Colloquium on Jun. 17, 2021
Testing the cosmological model with the help of weak gravitational lensing
Speaker:Tim Schrabback (University of Bonn)
Venue:Video Conference
Time:16:00 PM, Thursday, Jun. 10, 2021
Abstract:
The Universe appears to be dominated by dark matter (driving the growth of structure) and dark energy (driving the late-time accelerated expansion). Together, these invisible components contribute to 95% of the cosmic energy budget. Yet, their physical nature is still unclear. A powerful tool to learn more about them is weak gravitational lensing, which describes image distortions that are imprinted onto the shapes of background galaxies when their light passes through the gravitational potential of foreground matter concentrations.
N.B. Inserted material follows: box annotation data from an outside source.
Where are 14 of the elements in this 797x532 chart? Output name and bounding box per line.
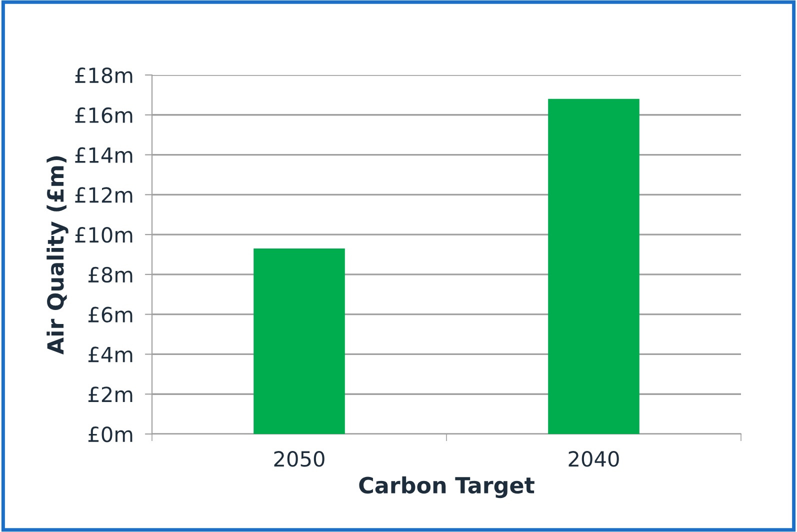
y-tick-label: £16m	[75, 107, 132, 124]
x-axis-title: Carbon Target	[359, 476, 534, 498]
y-tick-label: £14m	[75, 147, 132, 163]
y-tick-label: £0m	[88, 426, 132, 442]
y-axis-title: Air Quality (£m)	[46, 156, 68, 355]
y-tick-label: £2m	[88, 386, 132, 402]
y-tick-label: £4m	[88, 346, 132, 362]
y-tick-label: £12m	[75, 187, 132, 203]
y-tick-label: £8m	[88, 266, 132, 283]
y-tick-label: £6m	[88, 306, 132, 323]
x-tick-label: 2050	[274, 451, 324, 467]
y-tick-label: £18m	[75, 67, 132, 84]
y-tick-label: £10m	[75, 227, 132, 243]
x-tick-label: 2040	[568, 451, 619, 467]
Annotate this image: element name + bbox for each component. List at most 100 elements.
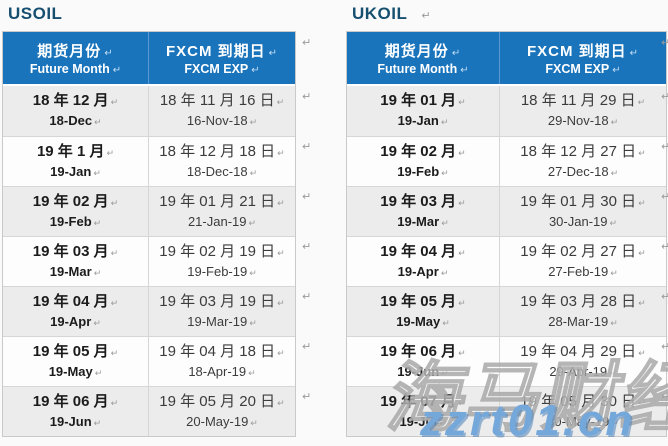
paragraph-mark-icon: ↵: [302, 91, 312, 103]
paragraph-mark-icon: ↵: [93, 167, 101, 178]
table-row: 19 年 06 月 ↵ 19-Jun ↵ 19 年 05 月 20 日 ↵ 20-Ma…: [3, 386, 295, 436]
paragraph-mark-icon: ↵: [661, 291, 668, 303]
cell-zh-line: 18 年 12 月 27 日 ↵: [520, 142, 646, 160]
paragraph-mark-icon: ↵: [277, 347, 285, 358]
cell-en-line: 19-Apr ↵: [397, 263, 449, 279]
paragraph-mark-icon: ↵: [249, 117, 258, 127]
table-row: 19 年 01 月 ↵ 19-Jan ↵ 18 年 11 月 29 日 ↵ 29-No…: [347, 86, 666, 136]
cell-en-line: 27-Feb-19 ↵: [548, 263, 618, 279]
paragraph-mark-icon: ↵: [277, 297, 285, 308]
exp-date-cell: 18 年 11 月 29 日 ↵ 29-Nov-18 ↵: [499, 86, 666, 136]
cell-zh-line: 18 年 12 月 ↵: [32, 92, 119, 109]
exp-date-cell: 19 年 04 月 18 日 ↵ 18-Apr-19 ↵: [148, 337, 295, 386]
paragraph-mark-icon: ↵: [638, 347, 646, 358]
usoil-table: 期货月份 ↵ Future Month ↵ FXCM 到期日 ↵ FXCM EXP ↵ …: [2, 31, 296, 437]
paragraph-mark-icon: ↵: [93, 217, 102, 228]
table-row: 18 年 12 月 ↵ 18-Dec ↵ 18 年 11 月 16 日 ↵ 16-No…: [3, 86, 295, 136]
cell-en-line: 19-Jun ↵: [397, 363, 449, 379]
paragraph-mark-icon: ↵: [638, 147, 646, 158]
ukoil-title-text: UKOIL: [352, 4, 408, 23]
paragraph-mark-icon: ↵: [661, 391, 668, 403]
table-row: 19 年 05 月 ↵ 19-May ↵ 19 年 03 月 28 日 ↵ 28-Ma…: [347, 286, 666, 336]
paragraph-mark-icon: ↵: [110, 97, 119, 107]
future-month-header-zh: 期货月份 ↵: [384, 43, 462, 60]
paragraph-mark-icon: ↵: [638, 247, 646, 258]
future-month-header-en: Future Month ↵: [29, 62, 122, 76]
cell-en-line: 27-Dec-18 ↵: [547, 163, 619, 179]
fxcm-exp-header-en: FXCM EXP ↵: [545, 62, 621, 76]
paragraph-mark-icon: ↵: [661, 91, 668, 103]
cell-zh-line: 19 年 01 月 21 日 ↵: [159, 192, 285, 210]
paragraph-mark-icon: ↵: [441, 167, 449, 178]
exp-date-cell: 18 年 11 月 16 日 ↵ 16-Nov-18 ↵: [148, 86, 295, 136]
future-month-cell: 19 年 05 月 ↵ 19-May ↵: [347, 287, 499, 336]
cell-en-line: 21-Jan-19 ↵: [187, 213, 257, 229]
paragraph-mark-icon: ↵: [94, 117, 102, 127]
paragraph-mark-icon: ↵: [93, 267, 102, 278]
cell-zh-line: 19 年 04 月 18 日 ↵: [159, 342, 285, 360]
cell-zh-line: 19 年 02 月 ↵: [380, 142, 466, 160]
cell-zh-line: 19 年 06 月 ↵: [380, 342, 466, 360]
table-row: 19 年 07 月 ↵ 19-Jul ↵ 19 年 05 月 30 日 ↵ 30-Ma…: [347, 386, 666, 436]
table-row: 19 年 06 月 ↵ 19-Jun ↵ 19 年 04 月 29 日 ↵ 29-Ap…: [347, 336, 666, 386]
cell-zh-line: 19 年 04 月 ↵: [380, 242, 466, 260]
cell-en-line: 29-Apr-19 ↵: [549, 363, 617, 379]
paragraph-mark-icon: ↵: [441, 217, 449, 228]
cell-en-line: 19-Jan ↵: [50, 163, 101, 179]
exp-date-cell: 19 年 03 月 19 日 ↵ 19-Mar-19 ↵: [148, 287, 295, 336]
future-month-cell: 19 年 04 月 ↵ 19-Apr ↵: [3, 287, 148, 336]
cell-en-line: 19-Feb ↵: [397, 163, 449, 179]
ukoil-title: UKOIL ↵: [352, 4, 431, 24]
exp-date-cell: 19 年 01 月 21 日 ↵ 21-Jan-19 ↵: [148, 187, 295, 236]
paragraph-mark-icon: ↵: [249, 167, 258, 178]
exp-date-cell: 18 年 12 月 27 日 ↵ 27-Dec-18 ↵: [499, 137, 666, 186]
future-month-header: 期货月份 ↵ Future Month ↵: [3, 32, 148, 84]
paragraph-mark-icon: ↵: [460, 65, 469, 76]
cell-en-line: 30-May-19 ↵: [547, 413, 619, 429]
paragraph-mark-icon: ↵: [661, 191, 668, 203]
cell-en-line: 19-Mar ↵: [49, 263, 102, 279]
paragraph-mark-icon: ↵: [277, 397, 285, 408]
paragraph-mark-icon: ↵: [610, 167, 619, 178]
future-month-cell: 19 年 1 月 ↵ 19-Jan ↵: [3, 137, 148, 186]
exp-date-cell: 19 年 02 月 27 日 ↵ 27-Feb-19 ↵: [499, 237, 666, 286]
cell-en-line: 19-May ↵: [396, 313, 450, 329]
future-month-cell: 19 年 06 月 ↵ 19-Jun ↵: [347, 337, 499, 386]
exp-date-cell: 19 年 02 月 19 日 ↵ 19-Feb-19 ↵: [148, 237, 295, 286]
cell-zh-line: 19 年 03 月 28 日 ↵: [520, 292, 646, 310]
cell-zh-line: 19 年 02 月 27 日 ↵: [520, 242, 646, 260]
paragraph-mark-icon: ↵: [249, 317, 257, 328]
future-month-header-zh: 期货月份 ↵: [37, 43, 114, 60]
fxcm-exp-header-zh: FXCM 到期日 ↵: [165, 43, 279, 60]
paragraph-mark-icon: ↵: [421, 10, 432, 22]
paragraph-mark-icon: ↵: [609, 217, 618, 228]
fxcm-exp-header-en: FXCM EXP ↵: [184, 62, 260, 76]
cell-en-line: 20-May-19 ↵: [186, 413, 258, 429]
future-month-header-en: Future Month ↵: [377, 62, 469, 76]
paragraph-mark-icon: ↵: [302, 291, 312, 303]
cell-zh-line: 19 年 04 月 29 日 ↵: [520, 342, 646, 360]
table-body: 18 年 12 月 ↵ 18-Dec ↵ 18 年 11 月 16 日 ↵ 16-No…: [3, 86, 295, 436]
paragraph-mark-icon: ↵: [112, 65, 122, 76]
paragraph-mark-icon: ↵: [638, 197, 646, 208]
paragraph-mark-icon: ↵: [249, 267, 257, 278]
paragraph-mark-icon: ↵: [302, 37, 312, 49]
cell-en-line: 18-Apr-19 ↵: [188, 363, 256, 379]
cell-zh-line: 19 年 07 月 ↵: [380, 392, 466, 410]
cell-zh-line: 18 年 11 月 29 日 ↵: [520, 92, 646, 109]
paragraph-mark-icon: ↵: [248, 217, 257, 228]
table-row: 19 年 05 月 ↵ 19-May ↵ 19 年 04 月 18 日 ↵ 18-Ap…: [3, 336, 295, 386]
paragraph-mark-icon: ↵: [439, 417, 447, 428]
paragraph-mark-icon: ↵: [610, 117, 619, 127]
table-row: 19 年 04 月 ↵ 19-Apr ↵ 19 年 02 月 27 日 ↵ 27-Fe…: [347, 236, 666, 286]
paragraph-mark-icon: ↵: [629, 48, 640, 59]
cell-zh-line: 19 年 01 月 ↵: [380, 92, 466, 109]
future-month-cell: 19 年 03 月 ↵ 19-Mar ↵: [347, 187, 499, 236]
future-month-cell: 18 年 12 月 ↵ 18-Dec ↵: [3, 86, 148, 136]
paragraph-mark-icon: ↵: [451, 48, 462, 59]
paragraph-mark-icon: ↵: [458, 147, 466, 158]
paragraph-mark-icon: ↵: [458, 97, 466, 107]
paragraph-mark-icon: ↵: [110, 197, 119, 208]
paragraph-mark-icon: ↵: [268, 48, 279, 59]
paragraph-mark-icon: ↵: [250, 417, 258, 428]
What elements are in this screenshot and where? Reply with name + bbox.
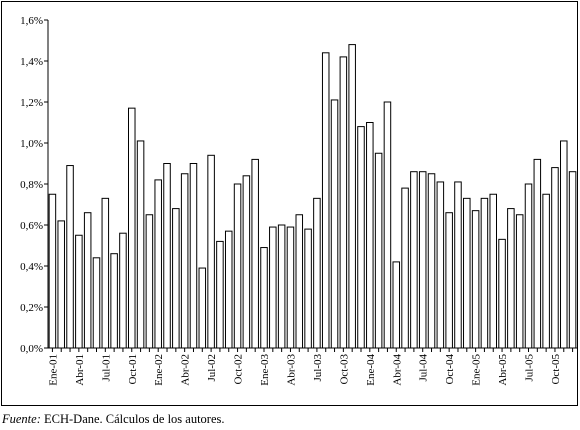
bar (101, 197, 110, 349)
y-tick-label: 0,8% (20, 179, 43, 191)
bar (286, 226, 295, 349)
x-tick-label: Oct-02 (233, 354, 245, 385)
bar (48, 193, 57, 349)
bar (260, 247, 268, 349)
bar (92, 257, 101, 349)
bar (330, 99, 339, 349)
bar (66, 165, 74, 349)
bar (471, 210, 480, 349)
x-tick-label: Ene-05 (471, 354, 483, 386)
bar (57, 220, 65, 349)
bar-chart: 0,0% 0,2% 0,4% 0,6% 0,8% 1,0% 1,2% 1,4% 1,6% Ene-… (20, 15, 577, 386)
x-tick-label: Abr-05 (497, 354, 509, 386)
y-tick-label: 1,0% (20, 138, 43, 150)
x-tick-label: Oct-04 (444, 354, 456, 385)
bar (542, 193, 550, 349)
bar (489, 193, 498, 349)
bar (83, 212, 92, 349)
bar (277, 224, 286, 349)
bar (498, 238, 506, 349)
bar (269, 226, 277, 349)
bar (374, 152, 383, 349)
bar (207, 154, 215, 349)
x-tick-label: Abr-02 (180, 354, 192, 386)
x-tick-label: Abr-03 (285, 354, 297, 386)
x-tick-label: Oct-03 (338, 354, 350, 385)
x-tick-label: Jul-04 (418, 354, 430, 382)
bar (224, 230, 233, 349)
x-tick-label: Abr-04 (391, 354, 403, 386)
x-tick-label: Ene-02 (153, 354, 165, 386)
x-tick-label: Ene-04 (365, 354, 377, 386)
bar (242, 175, 251, 349)
y-tick-label: 0,2% (20, 302, 43, 314)
bar (339, 56, 348, 349)
x-tick-label: Jul-05 (524, 354, 536, 382)
bar (515, 214, 524, 349)
bar (551, 167, 559, 349)
bar (445, 212, 453, 349)
bar (163, 163, 171, 349)
bar (524, 183, 533, 349)
bar (145, 214, 154, 349)
y-tick-label: 1,4% (20, 56, 43, 68)
x-tick-label: Jul-03 (312, 354, 324, 382)
bar (427, 173, 436, 349)
bar (348, 44, 356, 349)
x-tick-label: Jul-02 (206, 354, 218, 382)
x-tick-label: Ene-01 (47, 354, 59, 386)
bar (357, 126, 365, 349)
bar (198, 267, 207, 349)
bar (480, 197, 489, 349)
x-tick-label: Ene-03 (259, 354, 271, 386)
bar (233, 183, 242, 349)
x-tick-label: Oct-01 (127, 354, 139, 385)
y-tick-label: 0,0% (20, 343, 43, 355)
bar (304, 228, 312, 349)
y-tick-label: 1,6% (20, 15, 43, 27)
x-tick-label: Jul-01 (100, 354, 112, 382)
bar (418, 171, 427, 349)
bar (507, 208, 515, 349)
x-tick-label: Oct-05 (550, 354, 562, 385)
bar (313, 197, 321, 349)
footnote: Fuente: ECH-Dane. Cálculos de los autore… (2, 412, 225, 427)
bar (401, 187, 409, 349)
y-tick-label: 0,6% (20, 220, 43, 232)
bar (172, 208, 180, 349)
bar (251, 158, 259, 349)
bar (560, 140, 568, 349)
bar (295, 214, 304, 349)
bar (436, 181, 445, 349)
bar (136, 140, 145, 349)
bar (321, 52, 330, 349)
bar (154, 179, 162, 349)
bar (454, 181, 462, 349)
footnote-source-label: Fuente: (2, 412, 41, 426)
bar (410, 171, 418, 349)
y-tick-label: 0,4% (20, 261, 43, 273)
x-tick-label: Abr-01 (74, 354, 86, 386)
bar (75, 234, 83, 349)
bar (383, 101, 392, 349)
bar (180, 173, 189, 349)
bar (568, 171, 577, 349)
bar (366, 122, 374, 349)
bar (119, 232, 127, 349)
y-tick-label: 1,2% (20, 97, 43, 109)
bar (216, 240, 224, 349)
bar (128, 107, 136, 349)
bar (110, 253, 118, 349)
bar (189, 163, 198, 349)
bar (533, 158, 542, 349)
footnote-source-text: ECH-Dane. Cálculos de los autores. (44, 412, 225, 426)
chart-frame: 0,0% 0,2% 0,4% 0,6% 0,8% 1,0% 1,2% 1,4% 1,6% Ene-… (1, 1, 578, 406)
bar (463, 197, 471, 349)
bar (392, 261, 401, 349)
These distortions can be measured statistically, enabling a wide range of cosmological applications. As primary focus of this talk I will present efforts done within the South Pole Telescope (SPT) collaboration, which aim to constrain cosmology via the SPT galaxy cluster counts and complementary weak lensing measurements of the absolute cluster mass scale. I will also summarize recent results that test the dark matter model by constraining the ellipticity of galaxy-scale dark matter halos using weak lensing. In the context of cosmological weak lensing studies, which constrain large-scale structure statistics by correlating the shapes of background galaxy pairs, I will illustrate some of the technical issues based on earlier work done with the Hubble Space Telescope, summarize recent results, and provide an outlook into the future.